In a gathering of more than 100 investors at one of New York’s most luxurious hotels, Arm Chief Executive Rene Haas and his management team gave details on the company’s prospects beyond the mobile phone market, of which it already commands a 99% share, people who were in attendance said.
Weak mobile demand during a global economic slowdown has caused Arm’s revenue to stagnate. Overall sales totaled $2.68 billion in the 12 months to the end of March, compared to $2.7 billion in the prior period.
Arm is seeking a valuation on a fully diluted basis of $50 billion to $54.5 billion, less than the $64 billion SoftBank assigned to it in a transaction last month with the $100 billion Vision Fund that it manages.
While some investors and bankers that Reuters spoke with after the presentation were upbeat, it remained unclear how strong the IPO’s reception would be. Arm has already secured the participation of several customers, including Apple Inc, Nvidia Corp and Alphabet Inc, as investors in the IPO. It is scheduled to close the books and price the offering on Sept. 13.
Arm told potential investors on Thursday that the cloud computing market, of which it has only a 10% share and therefore more room to expand, is expected to grow at an annual rate of 17% through 2025, partly thanks to advances in artificial intelligence. The automotive market, of which it commands 41%, is forecast to expand by 16%, compared with just 6% growth expected for the mobile market.
“They said that Apple use 100% Arm architecture (because of Arm’s dominance in smart phones). The future growth driver is to expand market share in the Windows PC market,” said Ryuta Makino, a research analyst at Gabelli Funds.
Arm also told investors its royalty fees, which account for most of its revenue, were accumulating since it started collecting them in the early 1990s. Royalty revenue came in at $1.68 billion at the latest fiscal year, up from $1.56 billion from a year before.

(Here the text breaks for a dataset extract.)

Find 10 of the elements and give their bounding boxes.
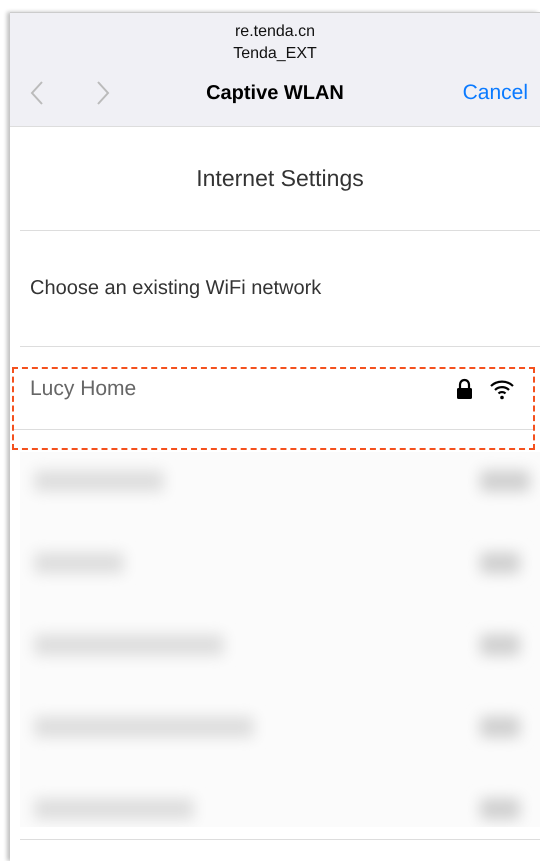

An area of scrutiny for investors has been Arm’s exposure to China, given geopolitical tensions with the United States that have led to a race to secure chip supplies. Sales in China contributed 24.5% of Arm’s $2.68 billion revenue in fiscal 2023.
Virtually all of that revenue comes from Arm China, an independent entity with exclusive rights to distribute Arm’s technology in the country and is Arm’s largest customer. ARM China has a history of late payments and presents “significant risks” to Arm’s business, the company’s IPO filing said.
Arm said in the filing that it was owed $386.9 million by Arm China as of the end of March. Arm’s chief financial officer has told investors during the marketing of the IPO that the company was not concerned about being paid back.